As estruturas existentes não têm qualquer caráter que represente os interesses da classe trabalhadora ou dos povos oprimidos. A situação na região é moldada por intervenções imperialistas impulsionadas por interesses internacionais conflitantes e pela competição entre atores regionais. Movimentos reacionários, desprovidos de programas democráticos ou progressistas, continuam a minar a luta dos povos pela autodeterminação. Nessas circunstâncias, conflitos crescentes e instabilidade cada vez mais profunda na região parecem inevitáveis. Não se pode descartar que isso possa acabar na dissolução dos estados existentes em algum momento, o que terá efeitos colaterais nos países vizinhos. Uma mudança transformadora só pode ser alcançada sob a liderança de um movimento revolucionário da classe trabalhadora.

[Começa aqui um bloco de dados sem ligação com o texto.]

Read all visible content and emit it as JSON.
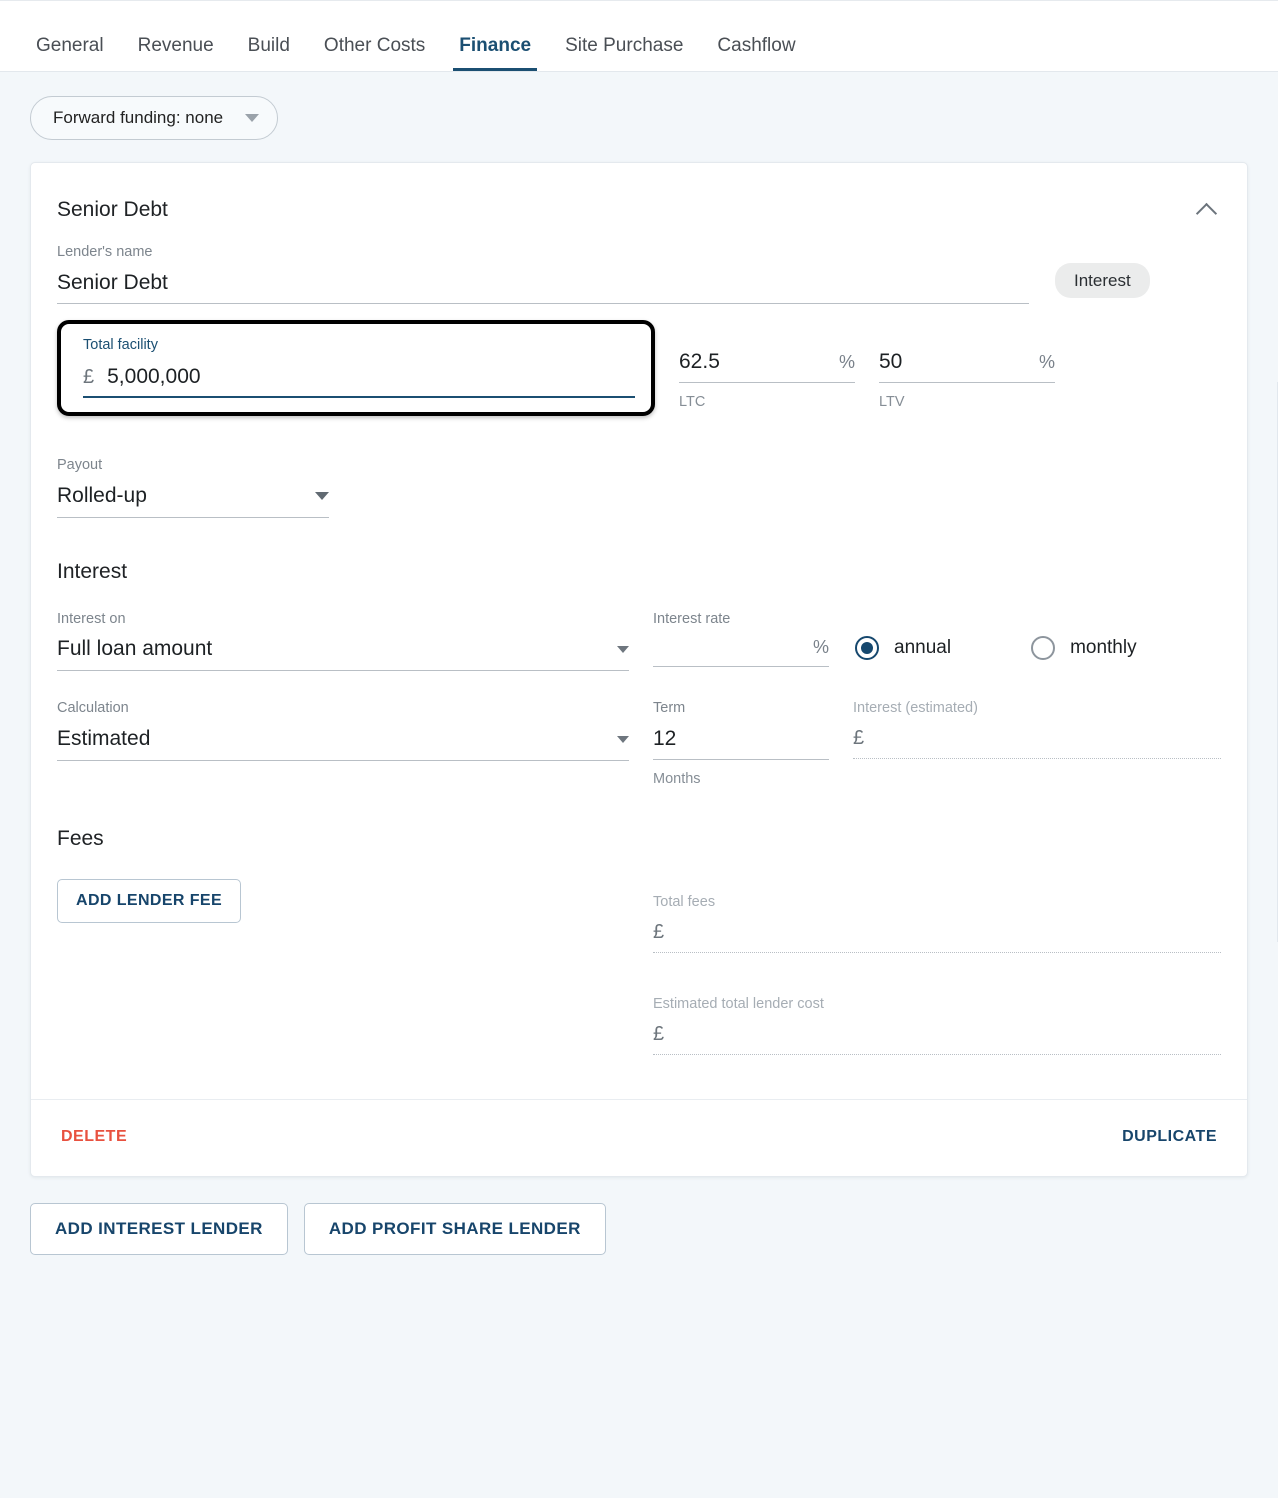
{
  "tabs": [
    {
      "label": "General",
      "active": false
    },
    {
      "label": "Revenue",
      "active": false
    },
    {
      "label": "Build",
      "active": false
    },
    {
      "label": "Other Costs",
      "active": false
    },
    {
      "label": "Finance",
      "active": true
    },
    {
      "label": "Site Purchase",
      "active": false
    },
    {
      "label": "Cashflow",
      "active": false
    }
  ],
  "forward_funding": {
    "label": "Forward funding: none"
  },
  "lender_card": {
    "title": "Senior Debt",
    "badge": "Interest",
    "lender_name": {
      "label": "Lender's name",
      "value": "Senior Debt"
    },
    "total_facility": {
      "label": "Total facility",
      "currency": "£",
      "value": "5,000,000",
      "focused": true
    },
    "ltc": {
      "value": "62.5",
      "suffix": "%",
      "hint": "LTC"
    },
    "ltv": {
      "value": "50",
      "suffix": "%",
      "hint": "LTV"
    },
    "payout": {
      "label": "Payout",
      "value": "Rolled-up"
    },
    "interest_section": {
      "heading": "Interest",
      "interest_on": {
        "label": "Interest on",
        "value": "Full loan amount"
      },
      "interest_rate": {
        "label": "Interest rate",
        "value": "",
        "suffix": "%"
      },
      "frequency": {
        "options": [
          {
            "label": "annual",
            "selected": true
          },
          {
            "label": "monthly",
            "selected": false
          }
        ]
      },
      "calculation": {
        "label": "Calculation",
        "value": "Estimated"
      },
      "term": {
        "label": "Term",
        "value": "12",
        "hint": "Months"
      },
      "interest_estimated": {
        "label": "Interest (estimated)",
        "currency": "£",
        "value": ""
      }
    },
    "fees_section": {
      "heading": "Fees",
      "add_fee_button": "ADD LENDER FEE",
      "total_fees": {
        "label": "Total fees",
        "currency": "£",
        "value": ""
      },
      "estimated_total_lender_cost": {
        "label": "Estimated total lender cost",
        "currency": "£",
        "value": ""
      }
    },
    "footer": {
      "delete": "DELETE",
      "duplicate": "DUPLICATE"
    }
  },
  "bottom_actions": {
    "add_interest_lender": "ADD INTEREST LENDER",
    "add_profit_share_lender": "ADD PROFIT SHARE LENDER"
  },
  "colors": {
    "accent": "#17456b",
    "danger": "#e8513f",
    "page_bg": "#f3f7fa",
    "focus_ring": "#000000"
  }
}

A crise na Síria é um reflexo das profundas contradições do capitalismo global. O sistema capitalista, impulsionado pelo desenvolvimento desigual e pela competição por recursos, gera perpetuamente conflitos e guerras. A instabilidade no Oriente Médio é um resultado direto dessa luta imperialista por recursos energéticos e domínio estratégico. No entanto, questões nacionais ou contradições regionais não podem encontrar soluções duradouras sem uma perspectiva internacional. O sucesso das lutas democráticas nacionais só é possível por meio da organização da classe trabalhadora em escala internacional, transcendendo as fronteiras impostas pelo capitalismo. Hoje, a fraqueza das lutas de classe organizadas e a ausência de um movimento socialista internacional são os obstáculos mais significativos que impedem os povos da região de reivindicar seus destinos.